Anche se ogni prova di carico presenta caratteristiche proprie e peculiari, in linea di, massima, per quelle più diffuse sugli orizzontamenti, si dovranno tener presenti alcuni criteri generali:

a) la zona di carico (nel caso di prove su solai) dovrà essere sufficientemente distante dalle travi o sostegni paralleli all’orditura per non risentire del loro possibile effetto collaborante che, per strutture di recente concezione, è spesso non trascurabile per la presente della cappa superiore armata;

b) la larghezza della striscia di carico (per prove con serbatoi) dovrà essere tale da interessare almeno tre travetti contigui;

c) nel caso di solaio a getto pieno la distribuzione di misura delle deformazioni verticali dovrà comprendere almeno tre punti per ciascuna delle due direzioni principali di orditura;

d) visto che di solito le prove di carico si eseguono sulla struttura grezza, al carico variabile di normativa dovrà essere opportunamente sommato quello permanente dovuto ai carichi mancanti, non ancora posati;

e) per evitare fenomeni dinamici o rotture fragili il carico di prova dovrà sempre essere applicato per gradi e secondo step di entità costante ed intervalli di tempo regolari, monitorando in continuo (ecco l’importanza di avvalersi di un’attrezzatura adeguata e professionale) gli spostamenti nei punti predefiniti e consentendo alla struttura un adeguato completamento dello stato deformativo, sia in fase di carico che in fase di scarico;

f) nel caso di solai monodirezionali sarà sempre opportuno misurare, oltre alle frecce caratteristiche della campata lungo la direzione principale (appoggi, mezzeria, quarti etc..) anche qualche valore delle deformazioni trasversali in modo da poter successivamente valutare il grado di collaborazione laterale.

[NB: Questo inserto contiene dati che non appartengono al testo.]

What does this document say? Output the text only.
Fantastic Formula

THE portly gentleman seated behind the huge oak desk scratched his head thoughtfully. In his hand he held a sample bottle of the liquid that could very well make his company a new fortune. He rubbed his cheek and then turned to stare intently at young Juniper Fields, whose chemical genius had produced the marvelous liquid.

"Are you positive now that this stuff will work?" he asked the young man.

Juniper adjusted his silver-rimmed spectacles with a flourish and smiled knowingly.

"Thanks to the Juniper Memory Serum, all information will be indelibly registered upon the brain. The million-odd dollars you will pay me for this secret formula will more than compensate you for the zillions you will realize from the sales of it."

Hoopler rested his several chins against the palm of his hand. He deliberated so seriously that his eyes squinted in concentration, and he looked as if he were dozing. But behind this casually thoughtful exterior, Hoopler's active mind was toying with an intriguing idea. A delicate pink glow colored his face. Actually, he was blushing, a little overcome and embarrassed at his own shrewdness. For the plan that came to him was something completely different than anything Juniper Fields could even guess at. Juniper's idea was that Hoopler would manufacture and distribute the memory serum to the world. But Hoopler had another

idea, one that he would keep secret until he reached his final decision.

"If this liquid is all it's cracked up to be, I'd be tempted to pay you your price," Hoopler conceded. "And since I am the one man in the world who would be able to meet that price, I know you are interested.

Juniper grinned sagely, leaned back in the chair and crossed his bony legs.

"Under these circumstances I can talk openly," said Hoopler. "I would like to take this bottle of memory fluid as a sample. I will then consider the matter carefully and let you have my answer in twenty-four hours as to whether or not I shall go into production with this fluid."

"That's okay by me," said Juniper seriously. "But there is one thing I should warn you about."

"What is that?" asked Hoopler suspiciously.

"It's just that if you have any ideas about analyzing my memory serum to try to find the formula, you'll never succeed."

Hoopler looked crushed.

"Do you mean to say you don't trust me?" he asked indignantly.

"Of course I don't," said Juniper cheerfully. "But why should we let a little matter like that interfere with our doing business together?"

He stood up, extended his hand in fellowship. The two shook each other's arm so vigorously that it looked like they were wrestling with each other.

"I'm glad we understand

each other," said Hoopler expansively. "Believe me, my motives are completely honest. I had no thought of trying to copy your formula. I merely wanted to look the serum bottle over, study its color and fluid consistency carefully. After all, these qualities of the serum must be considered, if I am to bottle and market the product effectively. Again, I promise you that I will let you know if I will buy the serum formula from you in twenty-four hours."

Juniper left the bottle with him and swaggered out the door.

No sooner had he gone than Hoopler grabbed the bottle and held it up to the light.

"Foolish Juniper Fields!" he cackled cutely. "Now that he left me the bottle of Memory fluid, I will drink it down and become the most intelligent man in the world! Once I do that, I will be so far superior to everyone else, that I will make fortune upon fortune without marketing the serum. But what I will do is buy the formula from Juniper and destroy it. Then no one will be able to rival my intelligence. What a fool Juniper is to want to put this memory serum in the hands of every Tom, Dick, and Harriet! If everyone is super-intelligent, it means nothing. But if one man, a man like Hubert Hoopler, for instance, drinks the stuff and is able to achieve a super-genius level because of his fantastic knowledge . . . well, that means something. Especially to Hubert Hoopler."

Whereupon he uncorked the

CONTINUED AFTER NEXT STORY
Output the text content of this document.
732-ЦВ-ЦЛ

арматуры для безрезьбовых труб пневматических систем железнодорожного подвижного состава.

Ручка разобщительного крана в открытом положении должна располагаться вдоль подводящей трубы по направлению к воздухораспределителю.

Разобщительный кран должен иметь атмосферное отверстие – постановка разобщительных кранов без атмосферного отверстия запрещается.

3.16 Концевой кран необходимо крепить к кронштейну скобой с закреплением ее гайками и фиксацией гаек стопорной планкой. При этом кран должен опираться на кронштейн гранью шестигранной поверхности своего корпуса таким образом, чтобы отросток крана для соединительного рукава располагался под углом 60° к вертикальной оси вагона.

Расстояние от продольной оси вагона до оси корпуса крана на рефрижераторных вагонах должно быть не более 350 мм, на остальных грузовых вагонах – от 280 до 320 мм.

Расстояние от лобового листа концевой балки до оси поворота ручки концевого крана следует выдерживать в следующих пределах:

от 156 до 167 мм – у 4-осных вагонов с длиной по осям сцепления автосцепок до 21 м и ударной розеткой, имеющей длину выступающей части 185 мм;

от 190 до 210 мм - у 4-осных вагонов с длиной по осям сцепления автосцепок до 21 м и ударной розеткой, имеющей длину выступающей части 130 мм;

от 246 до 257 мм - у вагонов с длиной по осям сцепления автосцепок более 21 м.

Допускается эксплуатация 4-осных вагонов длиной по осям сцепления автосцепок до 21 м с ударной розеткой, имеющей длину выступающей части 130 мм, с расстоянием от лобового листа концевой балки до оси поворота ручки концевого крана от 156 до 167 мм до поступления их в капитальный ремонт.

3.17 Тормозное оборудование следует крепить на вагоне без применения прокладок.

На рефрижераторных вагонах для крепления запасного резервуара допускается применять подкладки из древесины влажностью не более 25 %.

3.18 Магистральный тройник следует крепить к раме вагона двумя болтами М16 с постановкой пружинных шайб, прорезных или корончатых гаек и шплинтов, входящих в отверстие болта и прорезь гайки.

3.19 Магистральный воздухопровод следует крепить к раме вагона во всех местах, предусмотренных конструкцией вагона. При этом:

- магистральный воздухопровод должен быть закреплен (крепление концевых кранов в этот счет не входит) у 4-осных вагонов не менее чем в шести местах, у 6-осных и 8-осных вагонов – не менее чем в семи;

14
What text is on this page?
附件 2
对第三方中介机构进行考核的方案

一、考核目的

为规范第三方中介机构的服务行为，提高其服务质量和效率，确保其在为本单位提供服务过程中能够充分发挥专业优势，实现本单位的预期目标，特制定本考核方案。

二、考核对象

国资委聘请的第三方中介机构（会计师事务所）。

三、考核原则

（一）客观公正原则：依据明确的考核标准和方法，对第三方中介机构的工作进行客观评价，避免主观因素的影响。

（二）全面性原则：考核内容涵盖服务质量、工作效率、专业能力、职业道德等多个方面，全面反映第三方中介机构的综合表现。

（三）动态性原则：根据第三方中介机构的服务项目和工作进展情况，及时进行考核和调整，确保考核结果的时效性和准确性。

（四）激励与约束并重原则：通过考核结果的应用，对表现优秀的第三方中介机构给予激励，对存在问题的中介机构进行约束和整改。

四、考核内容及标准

Tipologie di applicazione del carico di prova:

Nella maggioranza dei casi il carico di prova è applicato attraverso il posizionamento di serbatoi per collaudi di idonee dimensioni, opportunamente caricati d’acqua; questo metodo ha il grande pregio di essere in grado di riprodurre più fedelmente quanto ipotizzato in fase di progetto (carico distribuito) ma comporta un tempo relativamente lungo d’esecuzione; con le dovute cautele (rischio di punzonamento o di incapacità resistente del contrasto superiore) è possibile in taluni casi simulare il carico distribuito utilizzando sistemi idraulici in grado di applicare uno o più carichi puntuali che producano un momento flettente a punti equivalente a quello teorico.